Multiple calcium sources are required for intracellular calcium mobilization during gastric organoid epithelial repair

Calcium (Ca²⁺ ) is a known accelerator for gastric wound repair. We have demonstrated in vivo and in vitro that intracellular Ca²⁺ increases in the gastric epithelial cells directly adjacent to a damaged cell, and that this Ca²⁺ rise is essential for the cellular migration that rapidly repairs the epithelium (restitution).
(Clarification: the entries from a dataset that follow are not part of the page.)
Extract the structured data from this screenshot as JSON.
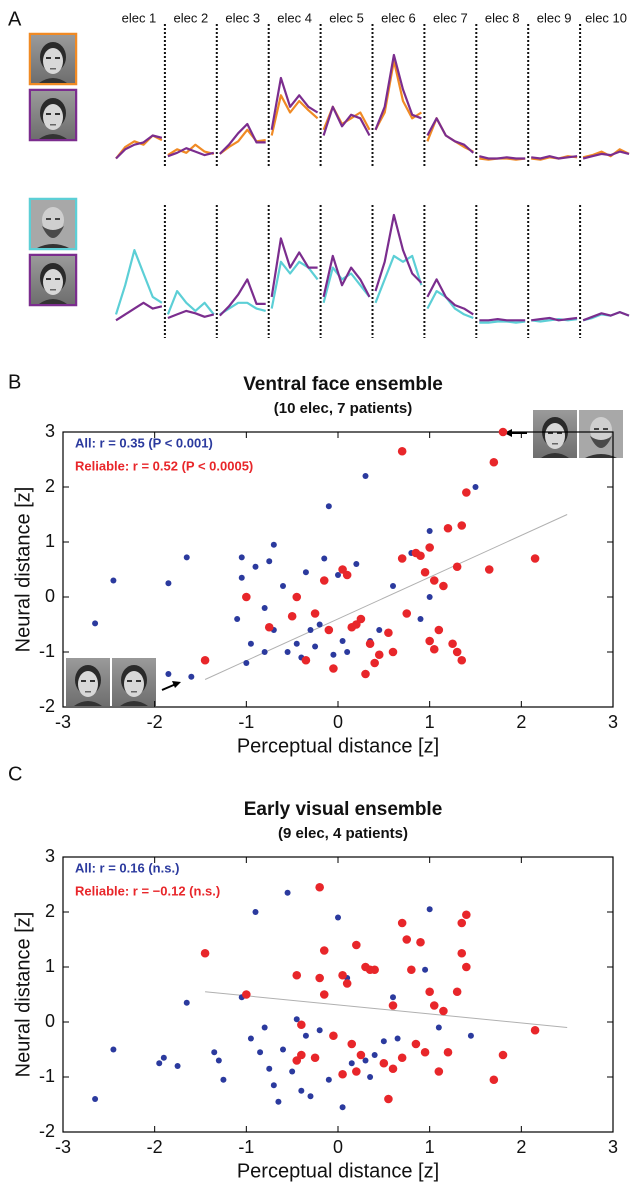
{
  "chart_data": [
    {
      "type": "line",
      "panel": "A",
      "ylim": [
        0,
        10
      ],
      "categories": [
        "elec 1",
        "elec 2",
        "elec 3",
        "elec 4",
        "elec 5",
        "elec 6",
        "elec 7",
        "elec 8",
        "elec 9",
        "elec 10"
      ],
      "series": [
        {
          "color": "#f08a24",
          "values": [
            [
              1,
              2,
              2.5,
              2.2,
              3,
              2.6
            ],
            [
              1.3,
              1.8,
              1.5,
              2.2,
              1.6,
              1.4
            ],
            [
              1.4,
              2,
              2.5,
              3.5,
              2.5,
              2.6
            ],
            [
              3,
              6.5,
              5,
              6,
              5.2,
              4.5
            ],
            [
              3.5,
              5.5,
              4,
              4.5,
              5,
              3.5
            ],
            [
              3.5,
              5,
              9.5,
              6,
              4.5,
              5
            ],
            [
              2.5,
              4.5,
              3,
              2.5,
              2,
              1.6
            ],
            [
              1,
              0.9,
              1,
              1,
              0.9,
              1
            ],
            [
              1,
              0.9,
              1.1,
              1,
              1.2,
              1.1
            ],
            [
              1.1,
              1.3,
              1.6,
              1.2,
              1.8,
              1.4
            ]
          ]
        },
        {
          "color": "#7b2d8e",
          "values": [
            [
              1,
              1.8,
              2.2,
              2.4,
              3,
              2.8
            ],
            [
              1.2,
              1.5,
              1.9,
              1.6,
              1.3,
              1.5
            ],
            [
              1.4,
              2.2,
              3.2,
              4,
              2.4,
              2.4
            ],
            [
              3.5,
              8,
              5.5,
              6.5,
              5.5,
              5
            ],
            [
              3,
              5.5,
              3.8,
              4.8,
              4.5,
              3
            ],
            [
              3.5,
              5.5,
              10,
              7,
              4.8,
              4.5
            ],
            [
              3,
              4.5,
              3,
              2.5,
              2.2,
              1.5
            ],
            [
              1.2,
              1,
              1,
              1.1,
              1,
              1
            ],
            [
              1.1,
              1,
              1.2,
              1,
              1.1,
              1.2
            ],
            [
              1,
              1.2,
              1.4,
              1.3,
              1.6,
              1.4
            ]
          ]
        }
      ]
    },
    {
      "type": "line",
      "ylim": [
        0,
        10
      ],
      "series": [
        {
          "color": "#5ccfd6",
          "values": [
            [
              1.5,
              4,
              7,
              5,
              3,
              2.5
            ],
            [
              1.5,
              3.5,
              2.5,
              1.8,
              2.5,
              1.5
            ],
            [
              1.5,
              2,
              2.5,
              2.5,
              2,
              1.8
            ],
            [
              2,
              6,
              5,
              6,
              5.5,
              4.5
            ],
            [
              2.5,
              5.5,
              4.5,
              5,
              4,
              3
            ],
            [
              2.5,
              4.5,
              6.5,
              6,
              6.5,
              4
            ],
            [
              2,
              3.5,
              3,
              2,
              1.5,
              1.2
            ],
            [
              0.8,
              0.8,
              0.9,
              0.9,
              0.8,
              0.9
            ],
            [
              1,
              0.9,
              1,
              1.1,
              1,
              1.1
            ],
            [
              1,
              1.2,
              1.5,
              1.4,
              1.7,
              1.4
            ]
          ]
        },
        {
          "color": "#7b2d8e",
          "values": [
            [
              1,
              1.5,
              2,
              2.5,
              2,
              2.2
            ],
            [
              1.2,
              1.5,
              1.8,
              1.6,
              1.3,
              1.5
            ],
            [
              1.4,
              2.2,
              3.2,
              4.5,
              2.4,
              2.4
            ],
            [
              3,
              8,
              5.5,
              6.8,
              5.5,
              5.5
            ],
            [
              3,
              6.5,
              4,
              5.5,
              4.5,
              3
            ],
            [
              3.5,
              6,
              10,
              7,
              5,
              4.2
            ],
            [
              3,
              4.5,
              3,
              2.3,
              2,
              1.5
            ],
            [
              1,
              1,
              1.1,
              1,
              1,
              1
            ],
            [
              1,
              1.1,
              1.2,
              1,
              1.1,
              1.2
            ],
            [
              1,
              1.3,
              1.6,
              1.4,
              1.7,
              1.4
            ]
          ]
        }
      ]
    },
    {
      "type": "scatter",
      "panel": "B",
      "title": "Ventral face ensemble",
      "subtitle": "(10 elec, 7 patients)",
      "x_label": "Perceptual distance [z]",
      "y_label": "Neural distance [z]",
      "xlim": [
        -3,
        3
      ],
      "ylim": [
        -2,
        3
      ],
      "xticks": [
        -3,
        -2,
        -1,
        0,
        1,
        2,
        3
      ],
      "yticks": [
        -2,
        -1,
        0,
        1,
        2,
        3
      ],
      "series": [
        {
          "name": "All: r = 0.35 (P < 0.001)",
          "color": "#2b3a9e",
          "x": [
            -2.65,
            -2.45,
            -1.85,
            -1.65,
            -1.85,
            -1.6,
            -1.1,
            -1.05,
            -1.05,
            -0.9,
            -0.8,
            -0.8,
            -0.75,
            -0.7,
            -0.7,
            -0.6,
            -0.55,
            -0.45,
            -0.4,
            -0.35,
            -0.3,
            -0.25,
            -0.2,
            -0.15,
            -0.1,
            -0.05,
            0,
            0.05,
            0.1,
            0.15,
            0.3,
            0.35,
            0.45,
            0.6,
            0.8,
            0.9,
            1.0,
            1.05,
            1.5,
            1.0,
            -1.0,
            -0.95,
            0.2
          ],
          "values": [
            -0.48,
            0.3,
            0.25,
            0.72,
            -1.4,
            -1.45,
            -0.4,
            0.35,
            0.72,
            0.55,
            -0.2,
            -1.0,
            0.65,
            0.95,
            -0.6,
            0.2,
            -1.0,
            -0.85,
            -1.1,
            0.45,
            -0.6,
            -0.9,
            -0.5,
            0.7,
            1.65,
            -1.05,
            0.4,
            -0.8,
            -1.0,
            -0.55,
            2.2,
            -0.8,
            -0.6,
            0.2,
            0.8,
            -0.4,
            1.2,
            -0.95,
            2.0,
            0.0,
            -1.2,
            -0.85,
            0.6
          ]
        },
        {
          "name": "Reliable: r = 0.52 (P < 0.0005)",
          "color": "#e8262a",
          "x": [
            -1.45,
            -1.0,
            -0.75,
            -0.45,
            -0.5,
            -0.35,
            -0.25,
            -0.15,
            -0.1,
            -0.05,
            0.05,
            0.1,
            0.15,
            0.2,
            0.25,
            0.3,
            0.35,
            0.4,
            0.45,
            0.55,
            0.6,
            0.7,
            0.7,
            0.75,
            0.85,
            0.9,
            0.95,
            1.0,
            1.05,
            1.0,
            1.05,
            1.1,
            1.15,
            1.2,
            1.25,
            1.3,
            1.3,
            1.35,
            1.35,
            1.4,
            1.65,
            1.7,
            1.8,
            2.15
          ],
          "values": [
            -1.15,
            0.0,
            -0.55,
            0.0,
            -0.35,
            -1.15,
            -0.3,
            0.3,
            -0.6,
            -1.3,
            0.5,
            0.4,
            -0.55,
            -0.5,
            -0.4,
            -1.4,
            -0.85,
            -1.2,
            -1.05,
            -0.65,
            -1.0,
            0.7,
            2.65,
            -0.3,
            0.8,
            0.75,
            0.45,
            -0.8,
            -0.95,
            0.9,
            0.3,
            -0.6,
            0.2,
            1.25,
            -0.85,
            -1.0,
            0.55,
            -1.15,
            1.3,
            1.9,
            0.5,
            2.45,
            3.0,
            0.7
          ]
        }
      ],
      "fit": {
        "color": "#b0b0b0",
        "x": [
          -1.45,
          2.5
        ],
        "values": [
          -1.5,
          1.5
        ]
      }
    },
    {
      "type": "scatter",
      "panel": "C",
      "title": "Early visual ensemble",
      "subtitle": "(9 elec, 4 patients)",
      "x_label": "Perceptual distance [z]",
      "y_label": "Neural distance [z]",
      "xlim": [
        -3,
        3
      ],
      "ylim": [
        -2,
        3
      ],
      "xticks": [
        -3,
        -2,
        -1,
        0,
        1,
        2,
        3
      ],
      "yticks": [
        -2,
        -1,
        0,
        1,
        2,
        3
      ],
      "series": [
        {
          "name": "All: r = 0.16 (n.s.)",
          "color": "#2b3a9e",
          "x": [
            -2.65,
            -2.45,
            -1.95,
            -1.9,
            -1.75,
            -1.65,
            -1.35,
            -1.3,
            -1.25,
            -1.05,
            -1.0,
            -0.95,
            -0.9,
            -0.85,
            -0.8,
            -0.75,
            -0.7,
            -0.65,
            -0.6,
            -0.55,
            -0.5,
            -0.45,
            -0.4,
            -0.35,
            -0.3,
            -0.2,
            -0.1,
            0.0,
            0.05,
            0.1,
            0.15,
            0.3,
            0.35,
            0.4,
            0.6,
            0.65,
            0.95,
            1.0,
            1.1,
            1.45,
            0.5
          ],
          "values": [
            -1.4,
            -0.5,
            -0.75,
            -0.65,
            -0.8,
            0.35,
            -0.55,
            -0.7,
            -1.05,
            0.45,
            0.5,
            -0.3,
            2.0,
            -0.55,
            -0.1,
            -0.85,
            -1.15,
            -1.45,
            -0.5,
            2.35,
            -0.9,
            0.05,
            -1.25,
            -0.25,
            -1.35,
            -0.15,
            -1.05,
            1.9,
            -1.55,
            0.8,
            -0.75,
            -0.7,
            -1.0,
            -0.6,
            0.45,
            -0.3,
            0.95,
            2.05,
            -0.1,
            -0.25,
            -0.35
          ]
        },
        {
          "name": "Reliable: r = −0.12 (n.s.)",
          "color": "#e8262a",
          "x": [
            -1.45,
            -1.0,
            -0.45,
            -0.4,
            -0.45,
            -0.25,
            -0.2,
            -0.15,
            -0.15,
            -0.2,
            -0.05,
            0.05,
            0.1,
            0.05,
            0.15,
            0.2,
            0.2,
            0.25,
            0.3,
            0.35,
            0.4,
            0.5,
            0.55,
            0.6,
            0.6,
            0.7,
            0.7,
            0.75,
            0.8,
            0.85,
            0.9,
            0.95,
            1.0,
            1.05,
            1.1,
            1.15,
            1.2,
            1.3,
            1.35,
            1.35,
            1.4,
            1.4,
            1.7,
            1.8,
            2.15,
            -0.4
          ],
          "values": [
            1.25,
            0.5,
            0.85,
            -0.6,
            -0.7,
            -0.65,
            2.45,
            1.3,
            0.5,
            0.8,
            -0.25,
            0.85,
            0.7,
            -0.95,
            -0.4,
            1.4,
            -0.9,
            -0.6,
            1.0,
            0.95,
            0.95,
            -0.75,
            -1.4,
            0.3,
            -0.85,
            1.8,
            -0.65,
            1.5,
            0.95,
            -0.4,
            1.45,
            -0.55,
            0.55,
            0.3,
            -0.9,
            0.2,
            -0.55,
            0.55,
            1.25,
            1.8,
            1.0,
            1.95,
            -1.05,
            -0.6,
            -0.15,
            -0.05
          ]
        }
      ],
      "fit": {
        "color": "#b0b0b0",
        "x": [
          -1.45,
          2.5
        ],
        "values": [
          0.55,
          -0.1
        ]
      }
    }
  ]
}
While intracellular Ca²⁺ has been shown to be an important signaling factor during epithelial restitution, the source from which this intracellular Ca²⁺ originates remains unclear. Using gastric organoids derived from mice transgenic for a genetically encoded Ca²⁺ indicator, we sought to investigate the potential sources of intracellular Ca²⁺ mobilization. During confocal imaging, photodamage (PD) was induced to 1-2 gastric organoid epithelial cells and epithelial restitution measured simultaneously with changes in intracellular Ca²⁺ (measured as FRET/CFP ratio in migrating cells adjacent to the damaged area). Inhibition of voltage-gated Ca²⁺ channels (verapamil, 10 µM) or store-operated calcium entry (YM58483, 20 µM) resulted in delayed repair and dampened intracellular Ca²⁺ response. Furthermore, inhibition of phospholipase C (U73122, 10 µM) or inositol trisphosphate receptor (2-APB, 50 µM) likewise resulted in delayed repair and dampened Ca²⁺ response. Results suggest both extracellular and intracellular Ca²⁺ sources are essential for supplying the Ca²⁺ mobilization that stimulates repair.